"مُشتبه به" - Translation from Arabic to Turkish

    • şüpheli
        
    • şüphelimiz
        
    • zanlı
        
    • şüphelisi
        
    • zanlısının
        
    • şüphelisiniz
        
    Partnerim, bir şüpheli ile bir çingenenin sigara dükkanının camından dalaşıyordu. Open Subtitles السنة الأولى بالتحقيقات الجنائيّة، حسناً؟ أمسك شريكي مُشتبه به دافعاً إيّاه لنافذة متجر سحر غجري.
    Ama ölmeden önce üçünüzü şüpheli durumuna düşürecek delil bıraktı. Open Subtitles ولكن قبل أن يفعل، ترك دلائل لجعل كلّ واحد منكم مُشتبه به.
    Efendim, saygısızlık etmek istemem ama bir adam öldürüldü ve o şüpheli.
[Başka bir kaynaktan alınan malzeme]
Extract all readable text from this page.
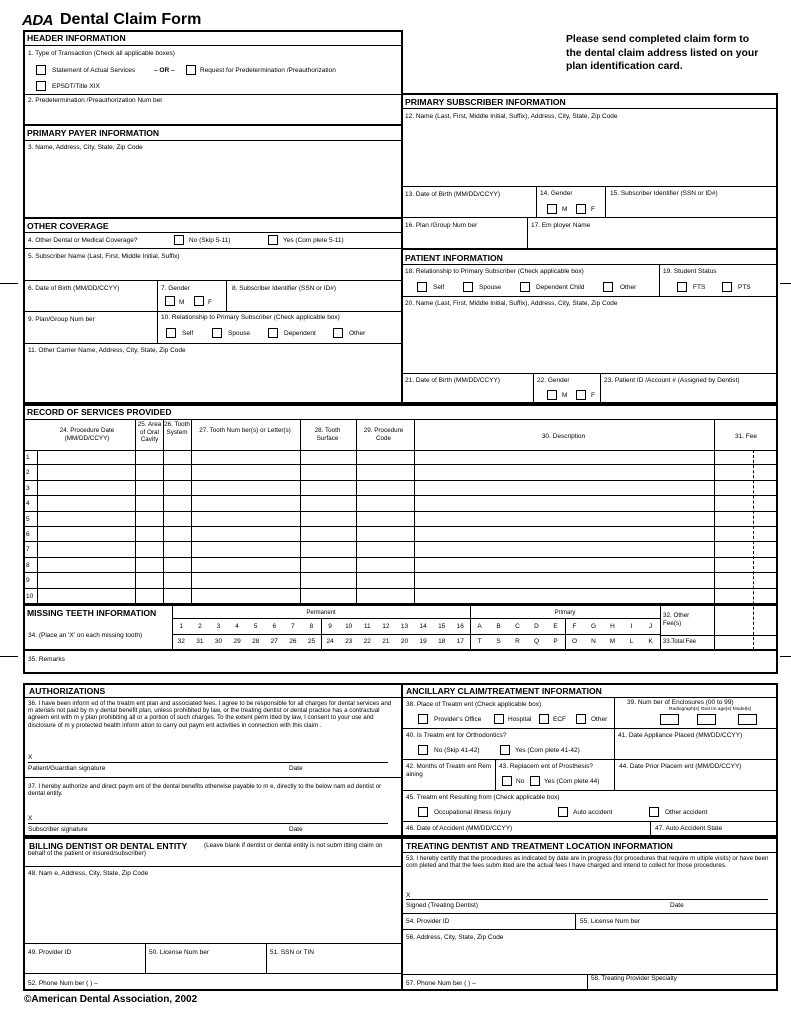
ADA Dental Claim Form
Please send completed claim form to the dental claim address listed on your plan identification card.
HEADER INFORMATION
1. Type of Transaction (Check all applicable boxes)
Statement of Actual Services	– OR –	Request for Predetermination /Preauthorization
EPSDT/Title XIX
2. Predetermination /Preauthorization Num ber
PRIMARY PAYER INFORMATION
3. Name, Address, City, State, Zip Code
OTHER COVERAGE
4. Other Dental or Medical Coverage?	No (Skip 5-11)	Yes (Com plete 5-11)
5. Subscriber Name (Last, First, Middle Initial, Suffix)
6. Date of Birth (MM/DD/CCYY)	7. Gender
M	F
8. Subscriber Identifier (SSN or ID#)
9. Plan/Group Num ber	10. Relationship to Primary Subscriber (Check applicable box)
Self	Spouse	Dependent	Other
11. Other Carrier Name, Address, City, State, Zip Code
PRIMARY SUBSCRIBER INFORMATION
12. Name (Last, First, Middle Initial, Suffix), Address, City, State, Zip Code
13. Date of Birth (MM/DD/CCYY)	14. Gender
M	F
15. Subscriber Identifier (SSN or ID#)
16. Plan /Group Num ber	17. Em ployer Name
PATIENT INFORMATION
18. Relationship to Primary Subscriber (Check applicable box)	19. Student Status
Self	Spouse	Dependent Child	Other	FTS	PTS
20. Name (Last, First, Middle Initial, Suffix), Address, City, State, Zip Code
21. Date of Birth (MM/DD/CCYY)	22. Gender
M	F
23. Patient ID /Account # (Assigned by Dentist)
RECORD OF SERVICES PROVIDED
24. Procedure Date (MM/DD/CCYY)
25. Area of Oral Cavity
26. Tooth System	27. Tooth Num ber(s) or Letter(s)	28. Tooth Surface
29. Procedure Code	30. Description	31. Fee
1
2
3
4
5
6
7
8
9
10
MISSING TEETH INFORMATION
34. (Place an 'X' on each missing tooth)
Permanent	Primary
1	2	3	4	5	6	7	8	9	10	11	12	13	14	15	16
32	31	30	29	28	27	26	25	24	23	22	21	20	19	18	17
A	B	C	D	E	F	G	H	I	J
T	S	R	Q	P	O	N	M	L	K
32. Other Fee(s)
33.Total Fee
35. Remarks
AUTHORIZATIONS
36. I have been inform ed of the treatm ent plan and associated fees. I agree to be responsible for all charges for dental services and m aterials not paid by m y dental benefit plan, unless prohibited by law, or the treating dentist or dental practice has a contractual agreem ent with m y plan prohibiting all or a portion of such charges. To the extent perm itted by law, I consent to your use and disclosure of m y protected health inform ation to carry out paym ent activities in connection with this claim .
X
Patient/Guardian signature	Date
37. I hereby authorize and direct paym ent of the dental benefits otherwise payable to m e, directly to the below nam ed dentist or dental entity.
X
Subscriber signature	Date
ANCILLARY CLAIM/TREATMENT INFORMATION
38. Place of Treatm ent (Check applicable box)
Provider's Office	Hospital	ECF	Other
39. Num ber of Enclosures (00 to 99)
Radiograph(s) Oral Im age(s) Model(s)
40. Is Treatm ent for Orthodontics?
No (Skip 41-42)	Yes (Com plete 41-42)
41. Date Appliance Placed (MM/DD/CCYY)
42. Months of Treatm ent Rem aining
43. Replacem ent of Prosthesis?
No	Yes (Com plete 44)
44. Date Prior Placem ent (MM/DD/CCYY)
45. Treatm ent Resulting from (Check applicable box)
Occupational illness /injury	Auto accident	Other accident
46. Date of Accident (MM/DD/CCYY)	47. Auto Accident State
BILLING DENTIST OR DENTAL ENTITY	(Leave blank if dentist or dental entity is not subm itting claim on behalf of the patient or insured/subscriber)
48. Nam e, Address, City, State, Zip Code
49. Provider ID	50. License Num ber	51. SSN or TIN
52. Phone Num ber ( ) –
TREATING DENTIST AND TREATMENT LOCATION INFORMATION
53. I hereby certify that the procedures as indicated by date are in progress (for procedures that require m ultiple visits) or have been com pleted and that the fees subm itted are the actual fees I have charged and intend to collect for those procedures.
X
Signed (Treating Dentist)	Date
54. Provider ID	55. License Num ber
56. Address, City, State, Zip Code
57. Phone Num ber ( ) –
58. Treating Provider Specialty
©American Dental Association, 2002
Open Subtitles اسمع يا سيّدي، مع كامل الإحترام، لقد قتل رجل، وهُو شخص مُشتبه به.
    Gözaltında bir şüphelimiz var Galiba adamımız o. Open Subtitles حسناً، لدينا مُشتبه به في الحجز. يبدو وكأنّه الفاعل.
    İki cinayet de çözülememiş ve zanlı yok. Open Subtitles كِلي القضيّتين لمْ تُحلْ، وليس هُناك أيّ مُشتبه به.
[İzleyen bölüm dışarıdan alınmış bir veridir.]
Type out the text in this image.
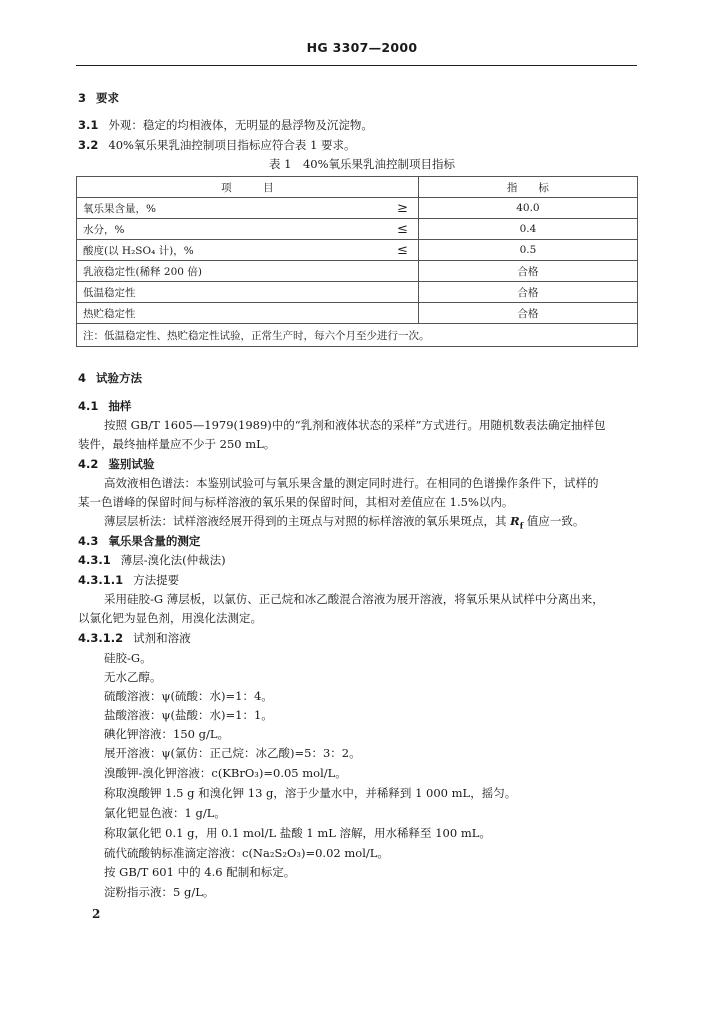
HG 3307—2000
3 要求
3.1 外观：稳定的均相液体，无明显的悬浮物及沉淀物。
3.2 40%氧乐果乳油控制项目指标应符合表 1 要求。
表 1　40%氧乐果乳油控制项目指标
项　　　目		指　　标
氧乐果含量，%	≥	40.0
水分，%	≤	0.4
酸度(以 H₂SO₄ 计)，%	≤	0.5
乳液稳定性(稀释 200 倍)		合格
低温稳定性		合格
热贮稳定性		合格
注：低温稳定性、热贮稳定性试验，正常生产时，每六个月至少进行一次。		
4 试验方法
4.1 抽样
按照 GB/T 1605—1979(1989)中的“乳剂和液体状态的采样”方式进行。用随机数表法确定抽样包
装件，最终抽样量应不少于 250 mL。
4.2 鉴别试验
高效液相色谱法：本鉴别试验可与氧乐果含量的测定同时进行。在相同的色谱操作条件下，试样的
某一色谱峰的保留时间与标样溶液的氧乐果的保留时间，其相对差值应在 1.5%以内。
薄层层析法：试样溶液经展开得到的主斑点与对照的标样溶液的氧乐果斑点，其 $R_f$ 值应一致。
4.3 氧乐果含量的测定
4.3.1 薄层-溴化法(仲裁法)
4.3.1.1 方法提要
采用硅胶-G 薄层板，以氯仿、正己烷和冰乙酸混合溶液为展开溶液，将氧乐果从试样中分离出来，
以氯化钯为显色剂，用溴化法测定。
4.3.1.2 试剂和溶液
硅胶-G。
无水乙醇。
硫酸溶液：ψ(硫酸：水)=1：4。
盐酸溶液：ψ(盐酸：水)=1：1。
碘化钾溶液：150 g/L。
展开溶液：ψ(氯仿：正己烷：冰乙酸)=5：3：2。
溴酸钾-溴化钾溶液：c(KBrO₃)=0.05 mol/L。
称取溴酸钾 1.5 g 和溴化钾 13 g，溶于少量水中，并稀释到 1 000 mL，摇匀。
氯化钯显色液：1 g/L。
称取氯化钯 0.1 g，用 0.1 mol/L 盐酸 1 mL 溶解，用水稀释至 100 mL。
硫代硫酸钠标准滴定溶液：c(Na₂S₂O₃)=0.02 mol/L。
按 GB/T 601 中的 4.6 配制和标定。
淀粉指示液：5 g/L。
2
    Birçok cinayetin şüphelisi, ama kimse adama karşı bir dava oluşturamamış. Open Subtitles مُشتبه به في العديد من جرائم القتل، ولكن لا أحد قادر على إثبات قضيّة.
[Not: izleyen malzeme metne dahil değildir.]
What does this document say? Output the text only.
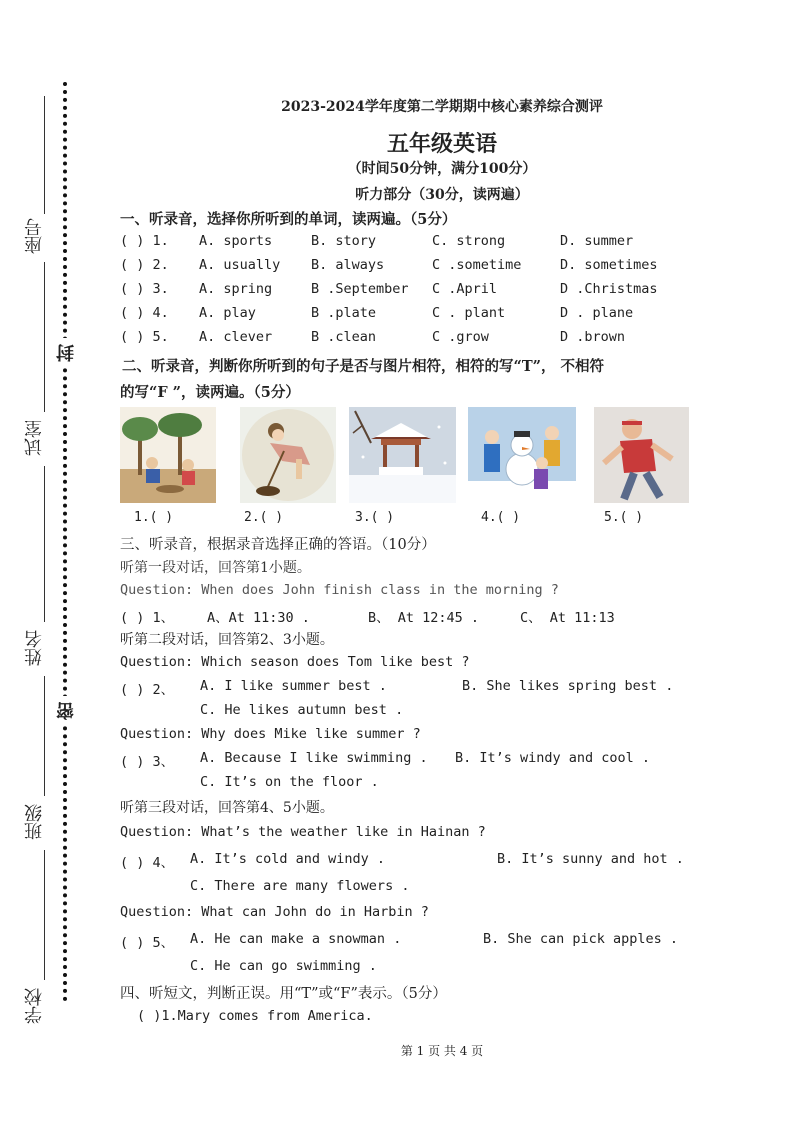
座号
试室
姓名
班级
学校
封
密
2023-2024学年度第二学期期中核心素养综合测评
五年级英语
（时间50分钟，满分100分）
听力部分（30分，读两遍）
一、听录音，选择你所听到的单词，读两遍。（5分）
( ) 1. A. sports	B. story	C. strong	D. summer
( ) 2. A. usually B. always	C .sometime	D. sometimes
( ) 3. A. spring	B .September C .April	D .Christmas
( ) 4. A. play	B .plate	C . plant	D . plane
( ) 5. A. clever	B .clean	C .grow	D .brown
二、听录音，判断你所听到的句子是否与图片相符，相符的写“T”， 不相符
的写“F ”，读两遍。（5分）
1.( )	2.( )	3.( )	4.( )	5.( )
三、听录音，根据录音选择正确的答语。（10分）
听第一段对话，回答第1小题。
Question: When does John finish class in the morning ?
( ) 1、 A、At 11:30 .	B、 At 12:45 .	C、 At 11:13
听第二段对话，回答第2、3小题。
Question: Which season does Tom like best ?
( ) 2、 A. I like summer best .	B. She likes spring best .
C. He likes autumn best .
Question: Why does Mike like summer ?
( ) 3、 A. Because I like swimming . B. It’s windy and cool .
C. It’s on the floor .
听第三段对话，回答第4、5小题。
Question: What’s the weather like in Hainan ?
( ) 4、 A. It’s cold and windy .	B. It’s sunny and hot .
C. There are many flowers .
Question: What can John do in Harbin ?
( ) 5、 A. He can make a snowman .	B. She can pick apples .
C. He can go swimming .
四、听短文，判断正误。用“T”或“F”表示。（5分）
( )1.Mary comes from America.
第 1 页 共 4 页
    Ben diyorum ki, bir şeyler değişene kadar bizim elimizdeki en iyi şüpheli o. Open Subtitles أعتقد أنّ إلى وقت تغيّر شيء، فهي أفضل مُشتبه به لدينا.
    Şimdi, bu süre içinde bir şüpheli bulabilirsek teslim edeceğiz. Open Subtitles الآن، لو وجدنا مُشتبه به في ذلك الوقت، فالإعتقال من نصيبها.
    Bir şüpheli kimliği tespit edebilmek için ölümünden önceki hareketlerinin izini sürüyorum. Open Subtitles كُنت أراجع تحركاته في الأيام السابقة لوفاته آملاً في التعرف على مُشتبه به مُحتمل
    ıyi bir şüpheli olacağından nasıl bu kadar emin olabildi? Open Subtitles لماذا كان مُتأكداً لتلك الدرجة أنها ستكون مُشتبه به جيد ؟
    Bakın beni bulduğunuz için minnettarım ama artık burada biraz kendimi şüpheli gibi hissetmeye başladım. Open Subtitles انظروا ، أنا مُمتنة لأنكم وجدتموني يا رفاق لكنني بدأت أشعر قليلاً بأنني مُشتبه به هُنا
    Kampüste silahlı biri şüpheli var. Open Subtitles هُناك مُشتبه به يحمل سلاحاً داخل الحرم الجامعي
    Kampüste silahlı biri şüpheli var. Open Subtitles يتواجد مُشتبه به يحمل سلاح في الحرم الجامعي
    Gezici Psikiyatri Birimi'nde ilgilendiğim dava dosyalarının hepsini inceledim ve bağlantılı olabilecek bir şüpheli bulamadım. Open Subtitles لقد أمعنت النظر بكل ملف قضية من وقت عملي بالوحدة النفسية المُتنقلة ولا يُوجد مُشتبه به مُرتبط بتطابق واضح
    LUNAPARKTA ÇOCUK KAÇIRMADAN YAKALANAN ŞÜPHELİ Open Subtitles تم القبض على مُشتبه به بتهمة الخطف في مدينة الملاهي.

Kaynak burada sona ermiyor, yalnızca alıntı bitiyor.